EASIER project partners received an outstanding paper award for research on sign language translation at the 61st Annual Meeting of the Association for Computational Linguistics (ACL’23). The paper titled, “Considerations for meaningful sign language machine translation based on glosses*” provides a critical view of machine translation research involving sign language glosses, with recommendations for the ideal methodology of future experiments. Congratulation to the authors, Mathias Müller, Zifan Jiang, Amit Moryossef, Annette Rios, and Sarah Ebling.

Abstract

Automatic sign language processing is gaining popularity in Natural Language Processing (NLP) research (Yinetal.,2021). In machine translation (MT) in particular, sign language translation based on glosses is a prominent approach. In this paper, we review recent works on neural gloss translation.

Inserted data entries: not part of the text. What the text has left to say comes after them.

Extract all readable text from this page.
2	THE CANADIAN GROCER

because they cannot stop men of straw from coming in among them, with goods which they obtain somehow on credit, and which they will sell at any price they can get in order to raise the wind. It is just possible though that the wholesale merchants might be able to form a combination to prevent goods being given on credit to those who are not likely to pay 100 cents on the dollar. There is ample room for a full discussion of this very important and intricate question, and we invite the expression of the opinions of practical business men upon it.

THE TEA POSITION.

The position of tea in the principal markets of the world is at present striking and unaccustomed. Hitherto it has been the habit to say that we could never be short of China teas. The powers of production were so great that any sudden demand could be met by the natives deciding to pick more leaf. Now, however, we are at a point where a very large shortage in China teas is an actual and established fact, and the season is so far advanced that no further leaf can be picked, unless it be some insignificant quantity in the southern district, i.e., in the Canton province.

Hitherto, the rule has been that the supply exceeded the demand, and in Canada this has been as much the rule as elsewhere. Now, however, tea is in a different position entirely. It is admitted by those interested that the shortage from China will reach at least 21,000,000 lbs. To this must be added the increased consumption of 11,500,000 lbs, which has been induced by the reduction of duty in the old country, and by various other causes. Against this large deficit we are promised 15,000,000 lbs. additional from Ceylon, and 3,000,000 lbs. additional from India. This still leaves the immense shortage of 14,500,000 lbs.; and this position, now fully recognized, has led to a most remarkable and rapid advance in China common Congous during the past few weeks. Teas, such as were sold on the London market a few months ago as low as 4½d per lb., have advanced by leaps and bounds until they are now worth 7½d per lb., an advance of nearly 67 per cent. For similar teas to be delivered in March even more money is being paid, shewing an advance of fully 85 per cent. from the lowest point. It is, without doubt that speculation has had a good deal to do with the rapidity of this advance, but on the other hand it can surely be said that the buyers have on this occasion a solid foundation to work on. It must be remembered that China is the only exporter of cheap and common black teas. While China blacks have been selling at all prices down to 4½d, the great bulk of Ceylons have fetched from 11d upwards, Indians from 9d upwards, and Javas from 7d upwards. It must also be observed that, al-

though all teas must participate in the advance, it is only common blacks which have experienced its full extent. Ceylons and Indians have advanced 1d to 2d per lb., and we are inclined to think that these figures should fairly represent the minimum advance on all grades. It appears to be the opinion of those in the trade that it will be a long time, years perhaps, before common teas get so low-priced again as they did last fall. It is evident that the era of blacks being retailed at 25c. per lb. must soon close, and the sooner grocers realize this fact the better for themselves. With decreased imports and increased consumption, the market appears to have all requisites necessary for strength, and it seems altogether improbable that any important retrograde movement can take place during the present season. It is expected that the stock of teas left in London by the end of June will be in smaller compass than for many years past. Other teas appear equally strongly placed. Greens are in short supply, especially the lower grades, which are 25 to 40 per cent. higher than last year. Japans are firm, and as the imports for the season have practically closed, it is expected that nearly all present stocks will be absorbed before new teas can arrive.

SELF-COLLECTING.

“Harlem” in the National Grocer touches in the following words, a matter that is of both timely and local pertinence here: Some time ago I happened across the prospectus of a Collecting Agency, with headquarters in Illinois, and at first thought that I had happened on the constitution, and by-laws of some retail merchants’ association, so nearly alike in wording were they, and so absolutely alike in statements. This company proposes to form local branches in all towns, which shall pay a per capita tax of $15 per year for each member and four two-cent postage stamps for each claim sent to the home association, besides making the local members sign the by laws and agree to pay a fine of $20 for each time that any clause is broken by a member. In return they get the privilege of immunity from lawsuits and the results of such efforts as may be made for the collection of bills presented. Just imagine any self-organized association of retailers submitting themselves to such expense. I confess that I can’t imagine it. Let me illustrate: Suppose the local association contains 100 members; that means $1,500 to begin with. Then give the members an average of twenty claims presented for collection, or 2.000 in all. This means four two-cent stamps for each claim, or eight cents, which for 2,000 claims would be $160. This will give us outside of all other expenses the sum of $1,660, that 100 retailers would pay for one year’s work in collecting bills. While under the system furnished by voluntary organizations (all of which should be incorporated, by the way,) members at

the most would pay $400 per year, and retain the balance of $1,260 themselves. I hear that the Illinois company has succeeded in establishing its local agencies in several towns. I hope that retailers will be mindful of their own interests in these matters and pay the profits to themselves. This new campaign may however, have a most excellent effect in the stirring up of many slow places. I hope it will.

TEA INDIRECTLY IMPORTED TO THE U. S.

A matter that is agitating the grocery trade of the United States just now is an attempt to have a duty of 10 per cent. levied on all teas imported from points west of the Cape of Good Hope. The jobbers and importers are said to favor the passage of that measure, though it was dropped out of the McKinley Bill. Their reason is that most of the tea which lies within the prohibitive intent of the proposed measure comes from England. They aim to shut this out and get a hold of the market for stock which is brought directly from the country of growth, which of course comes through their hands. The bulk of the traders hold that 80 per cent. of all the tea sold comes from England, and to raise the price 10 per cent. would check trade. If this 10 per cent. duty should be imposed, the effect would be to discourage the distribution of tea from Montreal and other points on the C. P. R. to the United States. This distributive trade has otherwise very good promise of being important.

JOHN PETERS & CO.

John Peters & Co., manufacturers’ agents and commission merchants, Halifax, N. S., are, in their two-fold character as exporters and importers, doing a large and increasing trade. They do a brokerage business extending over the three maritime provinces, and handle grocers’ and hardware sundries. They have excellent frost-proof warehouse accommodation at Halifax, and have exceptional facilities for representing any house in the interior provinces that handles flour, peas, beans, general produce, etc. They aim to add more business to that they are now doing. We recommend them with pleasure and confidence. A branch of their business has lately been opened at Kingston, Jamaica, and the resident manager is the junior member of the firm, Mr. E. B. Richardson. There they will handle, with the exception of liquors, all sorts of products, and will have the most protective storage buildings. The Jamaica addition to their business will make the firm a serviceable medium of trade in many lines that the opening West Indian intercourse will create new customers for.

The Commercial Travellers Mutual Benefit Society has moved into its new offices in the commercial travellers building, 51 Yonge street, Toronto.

We find that limitations of glosses in general and limitations of specific data sets are not discussed in a transparent manner and that there is no common standard for evaluation. To address these issues, we put forward concrete recommendations for future research on gloss translation. Our suggestions advocate awareness of the inherent limitations of gloss based approaches, realistic datasets, stronger baselines and convincing evaluation.

Read the full paper here.

About ACL

The Association for Computational Linguistics (ACL) is the premier international scientific and professional society for people working on computational problems involving human language, a field often referred to as either computational linguistics or natural language processing (NLP). The association was founded in 1962, originally named the Association for Machine Translation and Computational Linguistics (AMTCL) and became the ACL in 1968. Activities of the ACL include the holding of an annual meeting each summer and the sponsoring of the journal Computational Linguistics, published by MIT Press; this conference and journal are the leading publications of the field. The 61st Annual Meeting of the Association took place in Toronto, Canada on July 9-14, 2023.

*The paper was funded by EASIER and IICT.